00:06:58.720 In terms of input validation and parsing, we shouldstrive to maintain strict schemas for input formats. Employing robust language parsers is essential—leveraging stronger structures than what you're parsing ensures predictable behaviors and minimizes security risks.
00:07:16.320 For example, when processing HTML in Rails, they utilize XML parsers rather than trying to rely on regular expressions, which could lead to unexpected states. You want to ensure that certain behaviors are encapsulated within the parsing stage to avoid any potential exploits.
00:07:35.680 Reflecting on the Rails 4 introduction of Strong Parameters, it's evident that it brought forth positive changes, placing input validations closer to their utilization points. This streamlines the development process and enhances security through clearer input handling.
00:07:50.480 I developed a library called Muskox, which aims to facilitate parser generation—simplifying the creation of secure applications. It acts as a schema-based generator that allows for precise type specifications. If a parser doesn't work as expected, it immediately provides feedback regarding the error, detailing what was unexpected.
00:08:04.080 Muskox breaks down a parser into distinct components: a tokenizer that recognizes the language, in this case JSON, passing tokens to a validator that applies schema to ensure everything is safe. If everything checks out, it produces the corresponding Ruby objects.

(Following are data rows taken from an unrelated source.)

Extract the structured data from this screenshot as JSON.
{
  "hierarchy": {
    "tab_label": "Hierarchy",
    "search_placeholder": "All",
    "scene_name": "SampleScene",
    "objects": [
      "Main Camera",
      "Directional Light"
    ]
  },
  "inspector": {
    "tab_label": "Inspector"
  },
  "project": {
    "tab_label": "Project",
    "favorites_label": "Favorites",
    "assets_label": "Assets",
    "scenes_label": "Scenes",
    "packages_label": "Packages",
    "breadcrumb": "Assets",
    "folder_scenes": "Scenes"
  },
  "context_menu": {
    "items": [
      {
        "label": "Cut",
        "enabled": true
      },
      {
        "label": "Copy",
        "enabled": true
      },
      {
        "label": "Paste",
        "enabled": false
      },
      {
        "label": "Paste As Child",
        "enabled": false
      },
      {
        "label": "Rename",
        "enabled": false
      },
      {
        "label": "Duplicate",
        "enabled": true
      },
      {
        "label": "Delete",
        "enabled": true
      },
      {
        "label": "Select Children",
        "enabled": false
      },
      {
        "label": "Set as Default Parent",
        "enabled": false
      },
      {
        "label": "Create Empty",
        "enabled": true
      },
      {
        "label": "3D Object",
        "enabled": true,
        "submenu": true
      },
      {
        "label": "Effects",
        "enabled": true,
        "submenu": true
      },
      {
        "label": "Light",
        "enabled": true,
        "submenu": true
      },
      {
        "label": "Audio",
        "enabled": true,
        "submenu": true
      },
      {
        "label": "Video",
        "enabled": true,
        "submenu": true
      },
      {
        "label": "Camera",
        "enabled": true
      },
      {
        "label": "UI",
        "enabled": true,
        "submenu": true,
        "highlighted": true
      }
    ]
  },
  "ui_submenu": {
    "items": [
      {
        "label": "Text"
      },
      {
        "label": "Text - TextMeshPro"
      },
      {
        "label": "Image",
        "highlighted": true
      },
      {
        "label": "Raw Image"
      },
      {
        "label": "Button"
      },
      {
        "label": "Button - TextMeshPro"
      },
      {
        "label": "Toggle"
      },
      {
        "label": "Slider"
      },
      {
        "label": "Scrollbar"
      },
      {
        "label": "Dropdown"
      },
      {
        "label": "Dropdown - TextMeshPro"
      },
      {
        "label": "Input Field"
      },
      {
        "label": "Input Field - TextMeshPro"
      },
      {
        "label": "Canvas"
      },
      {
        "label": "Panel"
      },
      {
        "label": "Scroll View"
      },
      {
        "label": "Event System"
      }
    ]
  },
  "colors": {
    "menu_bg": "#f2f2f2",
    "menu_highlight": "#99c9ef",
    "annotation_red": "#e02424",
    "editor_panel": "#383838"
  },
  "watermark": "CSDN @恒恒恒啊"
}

00:08:19.679 Although I haven't created a primary extension for Rails yet, the plan is to incorporate this library into Rails applications to streamline form data processing. The aim is to reduce ambiguity in inputs, promoting better security practices.
00:08:33.840 If you're interested in LangSec, I recommend visiting langsec.org to find links to various talks that delve deeper into these subjects. You can also find my library Muskox on GitHub, where it is actively being developed.
00:08:56.320 Thank you for being here today. Your attention was greatly appreciated!